I. L. - Avez-vous souvenir d'opérations militaires occidentales qui ne se soient pas soldées par des échecs ?

F. L. - La première guerre du Golfe fut un succès. Bien qu'elle ait indirectement entraîné la deuxième guerre, engagée sur des fondements différents et auxquels la France n'avait pas adhéré, elle a restauré la souveraineté du Koweït. Plus proche de nous, les interventions dans les Balkans ont permis d'éviter le pire. Elles ont accompagné le démembrement de la Yougoslavie sans effet de débordement : Sarajevo est aujourd'hui une ville en paix ; ce n'est pas Raqqa... Grâce aux militaires français, le Liban a échappé à la destruction. L'opération au Mali, dont je viens de parler, était justifiée, même si le travail est long et jamais complètement terminé. L'intervention en Côte d'Ivoire (3) a limité les dégâts en empêchant le pays de se scinder en deux. De même, en République centrafricaine (4), nous avons mis un coup d'arrêt aux combats. Plus le pays est fragile, plus l'État est inexistant, plus la barbarie s'exprime facilement. Nous avons réussi à éviter cette dérive en RCA.

(1) L'Initiative européenne d'intervention a été lancée en juin 2018 par les ministres de la Défense de neuf pays européens, sur une idée d'Emmanuel Macron. Elle vise à favoriser l'émergence d'une culture stratégique européenne commune. Le projet est censé muscler l'Europe de la défense.

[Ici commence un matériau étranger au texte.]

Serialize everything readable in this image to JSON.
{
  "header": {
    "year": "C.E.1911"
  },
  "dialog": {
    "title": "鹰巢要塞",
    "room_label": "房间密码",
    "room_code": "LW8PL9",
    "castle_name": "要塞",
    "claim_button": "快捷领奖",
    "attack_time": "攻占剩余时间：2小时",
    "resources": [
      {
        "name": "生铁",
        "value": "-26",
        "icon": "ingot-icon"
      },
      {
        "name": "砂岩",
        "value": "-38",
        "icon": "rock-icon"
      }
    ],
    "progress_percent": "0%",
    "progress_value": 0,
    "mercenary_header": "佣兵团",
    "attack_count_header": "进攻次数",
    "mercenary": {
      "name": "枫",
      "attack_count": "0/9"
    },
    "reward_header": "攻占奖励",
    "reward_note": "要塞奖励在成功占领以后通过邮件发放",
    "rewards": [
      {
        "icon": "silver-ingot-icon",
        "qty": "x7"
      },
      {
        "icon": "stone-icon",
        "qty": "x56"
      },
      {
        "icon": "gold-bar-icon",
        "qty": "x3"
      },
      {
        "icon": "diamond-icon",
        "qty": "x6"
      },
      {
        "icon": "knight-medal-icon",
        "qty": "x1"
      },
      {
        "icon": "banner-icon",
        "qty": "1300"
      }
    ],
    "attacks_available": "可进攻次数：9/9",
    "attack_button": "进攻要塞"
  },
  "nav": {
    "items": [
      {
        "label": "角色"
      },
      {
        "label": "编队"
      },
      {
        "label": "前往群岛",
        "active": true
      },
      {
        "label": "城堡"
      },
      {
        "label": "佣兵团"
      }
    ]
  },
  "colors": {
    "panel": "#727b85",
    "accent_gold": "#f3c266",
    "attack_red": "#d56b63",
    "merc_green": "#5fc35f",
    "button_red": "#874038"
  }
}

(2) Les accords de Lancaster sont deux traités militaires signés en novembre 2010 par Nicolas Sarkozy et le premier ministre britannique David Cameron. Ils visent à renforcer la coopération franco-britannique dans le domaine de la défense.

(3) L'opération Licorne a été déclenchée en 2002 dans le cadre des accords de défense qui liaient la France à son ancienne colonie la Côte d'Ivoire. 4 000 soldats français sont intervenus pour éviter une guerre civile et des massacres entre les belligérants : le Nord tenu par les rebelles favorables à Alassane Ouattara et le Sud fidèle au régime de Laurent Gbagbo.

(4) L'opération Sangaris a été lancée en 2013 suite à l'appel du président centrafricain, menacé par une rébellion aux portes de la capitale Bangui. Elle visait à éviter que les combats entre musulmans (Seleka) et chrétiens (anti-Balaka) ne dégénèrent en guerre civile et en massacres.